The final reason that dictators fall from power is because they rule ‘unfairly’. It seems perverse to rank rulers who shoot on how ‘fairly’ they rule. Most dictators will direct resources towards their own family, religious group, ethnic group, or a clique of close advisers. Those who do so too much can put themselves in the firing line. In Bahrain, the Sunni King rules over a largely Shi’ite population, but under the royal family’s rule, Sunnis have tended to get a majority of the top jobs and high pay packets.

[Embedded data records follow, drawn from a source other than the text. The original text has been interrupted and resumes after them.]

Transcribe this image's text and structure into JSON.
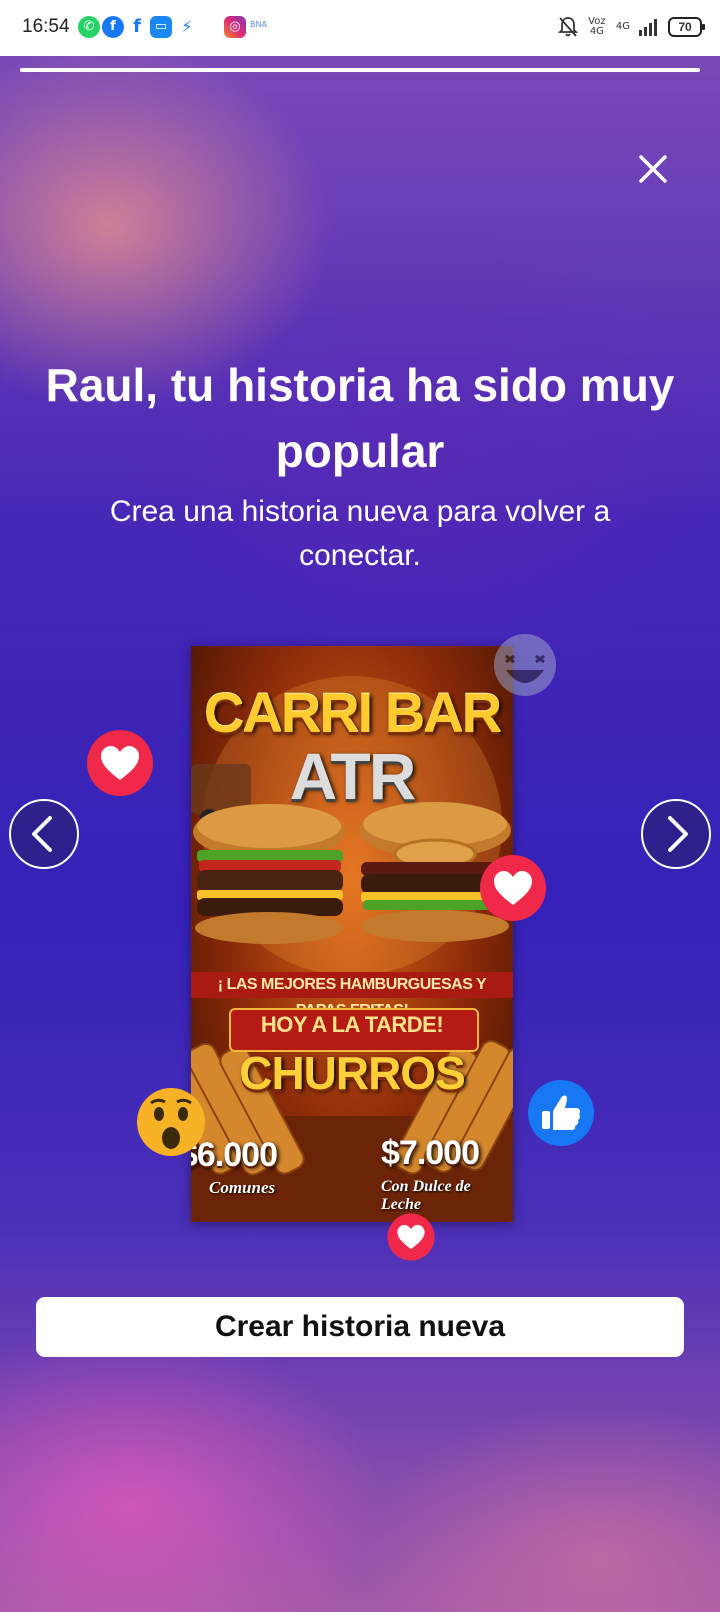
{
  "status_bar": {
    "time": "16:54",
    "notification_icons": [
      "whatsapp-icon",
      "facebook-icon",
      "facebook-f-icon",
      "chat-icon",
      "messenger-icon",
      "instagram-icon"
    ],
    "instagram_tag": "BNA",
    "network_label": "Voz 4G",
    "signal_label": "4G",
    "battery": "70"
  },
  "story": {
    "progress": 1.0,
    "headline": "Raul, tu historia ha sido muy popular",
    "subline": "Crea una historia nueva para volver a conectar.",
    "create_button_label": "Crear historia nueva"
  },
  "poster": {
    "title_line1": "CARRI BAR",
    "title_line2": "ATR",
    "banner": "¡ LAS MEJORES HAMBURGUESAS Y PAPAS FRITAS!",
    "subtitle": "HOY A LA TARDE!",
    "churros": "CHURROS",
    "price_left": "$6.000",
    "price_left_caption": "Comunes",
    "price_right": "$7.000",
    "price_right_caption": "Con Dulce de Leche"
  },
  "reactions": [
    "laugh-reaction-icon",
    "love-reaction-icon",
    "love-reaction-icon",
    "wow-reaction-icon",
    "like-reaction-icon",
    "love-reaction-icon"
  ],
  "colors": {
    "love": "#f0284a",
    "like": "#1877f2",
    "wow": "#f7b125",
    "background_top": "#7b4ab8",
    "background_mid": "#3522b8",
    "background_bottom": "#a35aa8"
  }
}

Martin Luther King said that the arc of history bends towards justice. Fewer people live in less democratic regimes than their great-grandparents did a century ago. Dictatorships fall more rapidly than they rise. However, the arc of history does not bend towards justice because of some form of liberal democratic gravity. It bends towards justice because people make it do so. If we are to pressure our government into assisting the arc of history in its ineluctable curve, we must first understand why people are risking their lives to fight against their governments.